Then again, he was in the ring with Shawn Michaels, who earned praise from people for being the best in WWE history for good reason.

Rob Van Dam: Steep Decline

Rob Van Dam was the only WCW/ECW Alliance wrestler to survive that awful feud with his popularity relatively intact. There was something about the unorthodox RVD that really captivated people. But RVD himself wasn’t always happy in WWE, and didn’t always get along with everyone. And one of the people he really disliked was Triple H, for a bunch of different reasons.

That dislike must’ve been mutual because these two had a match at Unforgiven 2002 and it wasn’t pretty. Rob Van Dam never came across as being on HHH’s level, and the match seemed to expose that. RVD went for a dive and HHH outsmarted him by sidestepping him. A ref bump took place (shocking) and Flair turned on RVD by aligning with HHH. The match sent a clear message that RVD wasn’t believable as someone on HHH’s level, which RVD hoped to fix later on. By almost killing Triple H….literally.

Now, those of you who read my regular work know that I like to use the word ‘kill’ to emphasize the severity of some big move. I’ve seen a ton of crazy, vicious, high-risk wrestling moves that look so brutal that the wrestler landing the move might as well be committing murder. Of course, my using this language is but an exaggeration. What happened to Triple H at Survivor Series 2002 was not.

In the first-ever Elimination Chamber match, RVD executed a Frog Splash from the top of a pod onto Triple H. But RVD messed something up, and landed square on Triple H’s throat, causing his windpipe to seize up. Triple H had trouble breathing and had to be hospitalized. Pro wrestler or not, anytime someone lands on you and nearly crushes your windpipe it is a serious matter.
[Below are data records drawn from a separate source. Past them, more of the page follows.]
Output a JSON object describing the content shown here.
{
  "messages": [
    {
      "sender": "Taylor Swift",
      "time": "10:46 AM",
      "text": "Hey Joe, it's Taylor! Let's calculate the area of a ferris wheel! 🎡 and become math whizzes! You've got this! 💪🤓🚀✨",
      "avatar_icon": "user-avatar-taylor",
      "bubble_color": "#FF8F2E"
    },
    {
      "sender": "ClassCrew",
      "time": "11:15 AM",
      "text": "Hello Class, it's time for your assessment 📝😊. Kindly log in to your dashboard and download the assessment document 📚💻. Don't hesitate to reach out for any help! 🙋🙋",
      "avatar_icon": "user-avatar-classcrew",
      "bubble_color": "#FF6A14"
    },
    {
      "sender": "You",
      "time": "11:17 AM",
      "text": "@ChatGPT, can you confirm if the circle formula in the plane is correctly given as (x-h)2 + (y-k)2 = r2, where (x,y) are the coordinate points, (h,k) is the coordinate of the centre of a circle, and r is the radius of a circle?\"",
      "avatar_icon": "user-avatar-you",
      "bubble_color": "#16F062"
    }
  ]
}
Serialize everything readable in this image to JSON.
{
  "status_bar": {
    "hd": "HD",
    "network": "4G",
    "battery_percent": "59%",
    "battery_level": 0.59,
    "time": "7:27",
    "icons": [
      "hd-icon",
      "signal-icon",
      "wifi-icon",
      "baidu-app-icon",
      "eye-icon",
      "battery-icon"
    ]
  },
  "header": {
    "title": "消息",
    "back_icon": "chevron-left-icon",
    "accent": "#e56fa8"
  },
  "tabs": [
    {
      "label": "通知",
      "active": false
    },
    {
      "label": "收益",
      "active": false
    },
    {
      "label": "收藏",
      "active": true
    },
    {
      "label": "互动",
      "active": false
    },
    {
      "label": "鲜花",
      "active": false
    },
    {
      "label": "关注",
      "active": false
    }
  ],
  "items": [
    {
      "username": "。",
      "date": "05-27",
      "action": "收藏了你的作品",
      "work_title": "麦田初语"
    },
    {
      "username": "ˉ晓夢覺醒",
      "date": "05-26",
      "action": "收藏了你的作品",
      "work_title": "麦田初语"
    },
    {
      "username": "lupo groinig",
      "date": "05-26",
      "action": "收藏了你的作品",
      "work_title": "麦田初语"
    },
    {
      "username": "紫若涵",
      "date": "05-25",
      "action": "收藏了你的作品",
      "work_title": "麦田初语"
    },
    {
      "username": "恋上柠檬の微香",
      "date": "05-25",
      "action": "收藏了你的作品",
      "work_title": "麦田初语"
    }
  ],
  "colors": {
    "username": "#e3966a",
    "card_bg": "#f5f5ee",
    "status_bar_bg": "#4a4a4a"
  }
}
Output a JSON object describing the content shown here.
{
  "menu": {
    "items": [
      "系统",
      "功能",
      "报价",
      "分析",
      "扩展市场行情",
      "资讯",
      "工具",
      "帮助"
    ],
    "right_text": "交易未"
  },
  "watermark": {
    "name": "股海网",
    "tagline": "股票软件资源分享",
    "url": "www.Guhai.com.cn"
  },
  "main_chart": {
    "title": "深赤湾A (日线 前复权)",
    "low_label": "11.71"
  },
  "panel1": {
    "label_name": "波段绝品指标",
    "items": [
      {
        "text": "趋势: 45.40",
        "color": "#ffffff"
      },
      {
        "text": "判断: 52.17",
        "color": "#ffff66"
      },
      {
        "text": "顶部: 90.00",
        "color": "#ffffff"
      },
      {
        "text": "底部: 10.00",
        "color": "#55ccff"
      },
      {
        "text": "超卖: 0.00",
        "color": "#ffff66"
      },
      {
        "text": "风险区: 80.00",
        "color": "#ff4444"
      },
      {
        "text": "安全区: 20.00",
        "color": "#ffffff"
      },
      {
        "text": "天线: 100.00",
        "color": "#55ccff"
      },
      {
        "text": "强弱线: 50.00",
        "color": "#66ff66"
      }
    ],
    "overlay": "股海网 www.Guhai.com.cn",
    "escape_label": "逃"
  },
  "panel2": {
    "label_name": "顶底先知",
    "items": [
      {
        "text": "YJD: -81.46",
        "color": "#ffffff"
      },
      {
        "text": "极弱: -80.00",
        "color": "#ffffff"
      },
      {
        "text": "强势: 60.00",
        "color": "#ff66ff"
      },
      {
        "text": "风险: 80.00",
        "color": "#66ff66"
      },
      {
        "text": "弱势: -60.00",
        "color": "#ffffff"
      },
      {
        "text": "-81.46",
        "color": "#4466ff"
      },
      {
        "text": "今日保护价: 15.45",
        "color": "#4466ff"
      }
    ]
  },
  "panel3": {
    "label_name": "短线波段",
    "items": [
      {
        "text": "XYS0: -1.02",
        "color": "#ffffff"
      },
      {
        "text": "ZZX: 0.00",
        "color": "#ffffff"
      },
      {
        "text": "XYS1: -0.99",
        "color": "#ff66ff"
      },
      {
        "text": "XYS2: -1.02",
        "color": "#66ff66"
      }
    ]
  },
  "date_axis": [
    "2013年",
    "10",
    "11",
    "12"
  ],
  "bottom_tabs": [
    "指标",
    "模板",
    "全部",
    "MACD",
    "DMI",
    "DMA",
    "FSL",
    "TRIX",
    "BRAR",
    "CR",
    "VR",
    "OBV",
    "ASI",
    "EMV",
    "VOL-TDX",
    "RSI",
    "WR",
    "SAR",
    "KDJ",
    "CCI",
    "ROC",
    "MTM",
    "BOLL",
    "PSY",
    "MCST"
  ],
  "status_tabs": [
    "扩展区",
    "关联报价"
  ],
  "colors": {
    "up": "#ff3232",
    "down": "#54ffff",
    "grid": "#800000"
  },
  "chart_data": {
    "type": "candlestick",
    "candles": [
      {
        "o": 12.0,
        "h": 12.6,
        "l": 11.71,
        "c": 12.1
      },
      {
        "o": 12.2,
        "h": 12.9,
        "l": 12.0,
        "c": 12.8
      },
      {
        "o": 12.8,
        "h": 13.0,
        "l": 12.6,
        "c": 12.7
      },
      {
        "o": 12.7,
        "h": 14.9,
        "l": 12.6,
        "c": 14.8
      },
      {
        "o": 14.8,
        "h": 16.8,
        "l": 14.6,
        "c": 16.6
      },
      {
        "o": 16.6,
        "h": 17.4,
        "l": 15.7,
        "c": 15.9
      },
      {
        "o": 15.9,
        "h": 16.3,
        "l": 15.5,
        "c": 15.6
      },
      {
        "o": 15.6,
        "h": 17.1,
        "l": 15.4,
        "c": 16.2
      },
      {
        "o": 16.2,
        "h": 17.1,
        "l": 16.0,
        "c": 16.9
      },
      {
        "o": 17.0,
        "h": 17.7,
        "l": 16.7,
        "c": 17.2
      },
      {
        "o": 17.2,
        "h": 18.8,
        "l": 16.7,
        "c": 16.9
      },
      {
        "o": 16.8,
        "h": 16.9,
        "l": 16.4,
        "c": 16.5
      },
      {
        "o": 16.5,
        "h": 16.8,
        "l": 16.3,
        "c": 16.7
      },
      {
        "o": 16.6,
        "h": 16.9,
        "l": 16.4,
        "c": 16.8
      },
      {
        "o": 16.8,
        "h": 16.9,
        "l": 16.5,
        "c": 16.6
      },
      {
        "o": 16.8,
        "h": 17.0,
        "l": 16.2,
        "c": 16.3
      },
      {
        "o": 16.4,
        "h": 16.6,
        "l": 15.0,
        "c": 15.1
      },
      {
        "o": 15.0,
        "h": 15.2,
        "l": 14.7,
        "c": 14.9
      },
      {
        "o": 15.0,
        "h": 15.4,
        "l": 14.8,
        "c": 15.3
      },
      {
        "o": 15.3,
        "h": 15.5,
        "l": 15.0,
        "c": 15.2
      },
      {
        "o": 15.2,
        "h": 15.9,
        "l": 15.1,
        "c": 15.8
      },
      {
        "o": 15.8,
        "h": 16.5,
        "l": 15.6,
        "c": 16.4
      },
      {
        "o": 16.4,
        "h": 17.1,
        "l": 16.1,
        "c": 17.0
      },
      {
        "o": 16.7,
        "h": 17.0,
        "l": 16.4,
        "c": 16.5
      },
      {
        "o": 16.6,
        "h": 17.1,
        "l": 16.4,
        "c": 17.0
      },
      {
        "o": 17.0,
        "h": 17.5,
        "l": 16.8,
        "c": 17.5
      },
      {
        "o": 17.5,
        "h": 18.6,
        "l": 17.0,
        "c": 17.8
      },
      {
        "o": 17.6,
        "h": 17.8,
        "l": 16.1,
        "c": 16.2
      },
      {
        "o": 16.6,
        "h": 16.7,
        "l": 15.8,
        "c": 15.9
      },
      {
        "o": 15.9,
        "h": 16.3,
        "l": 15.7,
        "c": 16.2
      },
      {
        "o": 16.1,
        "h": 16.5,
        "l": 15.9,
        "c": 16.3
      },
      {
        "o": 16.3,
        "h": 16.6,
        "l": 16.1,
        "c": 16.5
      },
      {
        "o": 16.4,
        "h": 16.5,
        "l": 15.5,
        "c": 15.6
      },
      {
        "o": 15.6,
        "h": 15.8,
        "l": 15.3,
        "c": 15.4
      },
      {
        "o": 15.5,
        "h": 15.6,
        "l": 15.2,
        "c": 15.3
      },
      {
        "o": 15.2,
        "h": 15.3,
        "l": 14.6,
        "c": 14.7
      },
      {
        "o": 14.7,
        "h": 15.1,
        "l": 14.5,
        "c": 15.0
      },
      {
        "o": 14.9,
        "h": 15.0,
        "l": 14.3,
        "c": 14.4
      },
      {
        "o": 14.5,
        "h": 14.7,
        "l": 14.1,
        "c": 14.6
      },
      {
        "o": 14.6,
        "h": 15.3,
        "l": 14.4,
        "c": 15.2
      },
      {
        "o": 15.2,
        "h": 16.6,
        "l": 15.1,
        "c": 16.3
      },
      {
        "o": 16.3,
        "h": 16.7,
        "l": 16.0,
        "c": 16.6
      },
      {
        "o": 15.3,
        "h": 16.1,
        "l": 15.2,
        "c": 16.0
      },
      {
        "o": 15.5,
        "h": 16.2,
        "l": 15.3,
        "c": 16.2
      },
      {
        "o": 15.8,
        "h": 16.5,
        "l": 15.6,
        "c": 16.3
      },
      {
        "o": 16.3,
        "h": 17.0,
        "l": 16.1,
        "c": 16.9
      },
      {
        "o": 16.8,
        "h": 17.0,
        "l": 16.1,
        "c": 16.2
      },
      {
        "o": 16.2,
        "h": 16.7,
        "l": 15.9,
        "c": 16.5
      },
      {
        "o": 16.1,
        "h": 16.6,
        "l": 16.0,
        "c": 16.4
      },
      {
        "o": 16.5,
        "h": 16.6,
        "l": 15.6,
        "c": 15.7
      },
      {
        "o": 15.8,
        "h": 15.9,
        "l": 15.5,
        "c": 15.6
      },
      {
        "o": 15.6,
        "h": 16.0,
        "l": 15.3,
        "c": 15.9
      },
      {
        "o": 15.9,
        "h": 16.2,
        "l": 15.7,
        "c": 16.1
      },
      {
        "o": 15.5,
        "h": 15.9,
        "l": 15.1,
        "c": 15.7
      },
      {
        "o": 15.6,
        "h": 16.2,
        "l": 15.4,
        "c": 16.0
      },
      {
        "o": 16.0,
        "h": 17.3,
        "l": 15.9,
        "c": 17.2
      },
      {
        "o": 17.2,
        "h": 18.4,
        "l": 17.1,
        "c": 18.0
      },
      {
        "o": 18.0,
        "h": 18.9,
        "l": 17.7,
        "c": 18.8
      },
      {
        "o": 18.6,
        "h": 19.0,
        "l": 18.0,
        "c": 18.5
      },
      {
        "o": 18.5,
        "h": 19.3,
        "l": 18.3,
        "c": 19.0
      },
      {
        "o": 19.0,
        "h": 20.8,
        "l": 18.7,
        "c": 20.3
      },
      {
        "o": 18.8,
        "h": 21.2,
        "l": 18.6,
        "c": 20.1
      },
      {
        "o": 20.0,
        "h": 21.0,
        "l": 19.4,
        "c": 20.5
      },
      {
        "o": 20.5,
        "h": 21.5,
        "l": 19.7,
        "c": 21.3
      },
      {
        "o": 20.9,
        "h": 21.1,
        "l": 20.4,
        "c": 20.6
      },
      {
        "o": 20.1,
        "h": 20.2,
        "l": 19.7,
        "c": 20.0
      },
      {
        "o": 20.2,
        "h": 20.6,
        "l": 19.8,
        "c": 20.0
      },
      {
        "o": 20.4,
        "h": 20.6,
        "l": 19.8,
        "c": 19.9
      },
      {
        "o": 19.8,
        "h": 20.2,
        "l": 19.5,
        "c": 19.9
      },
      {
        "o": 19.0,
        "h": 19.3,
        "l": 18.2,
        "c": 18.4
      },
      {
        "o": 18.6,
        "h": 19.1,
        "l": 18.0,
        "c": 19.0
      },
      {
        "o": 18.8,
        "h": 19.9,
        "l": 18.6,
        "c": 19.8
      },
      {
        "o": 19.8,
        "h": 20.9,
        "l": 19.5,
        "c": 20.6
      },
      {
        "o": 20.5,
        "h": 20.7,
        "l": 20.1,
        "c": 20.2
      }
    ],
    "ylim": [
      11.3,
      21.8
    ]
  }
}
Now, this injury to Triple H was bad enough. But it was compounded by the fact that, since coming to WWE, RVD had been hurting other wrestlers with his maneuvers. HHH and RVD had another big singles match in December 2002 and Shawn Michaels was the special guest referee that was clearly favoring RVD. And yet, Triple H – the heel – overcame both RVD (who was trying his hardest to not hurt HHH and thus worked a more boring match) and Shawn Michaels to win once more. RVD couldn’t beat Triple H with thehelp of a biased referee. How could anyone possibly take him seriously as a challenger after this?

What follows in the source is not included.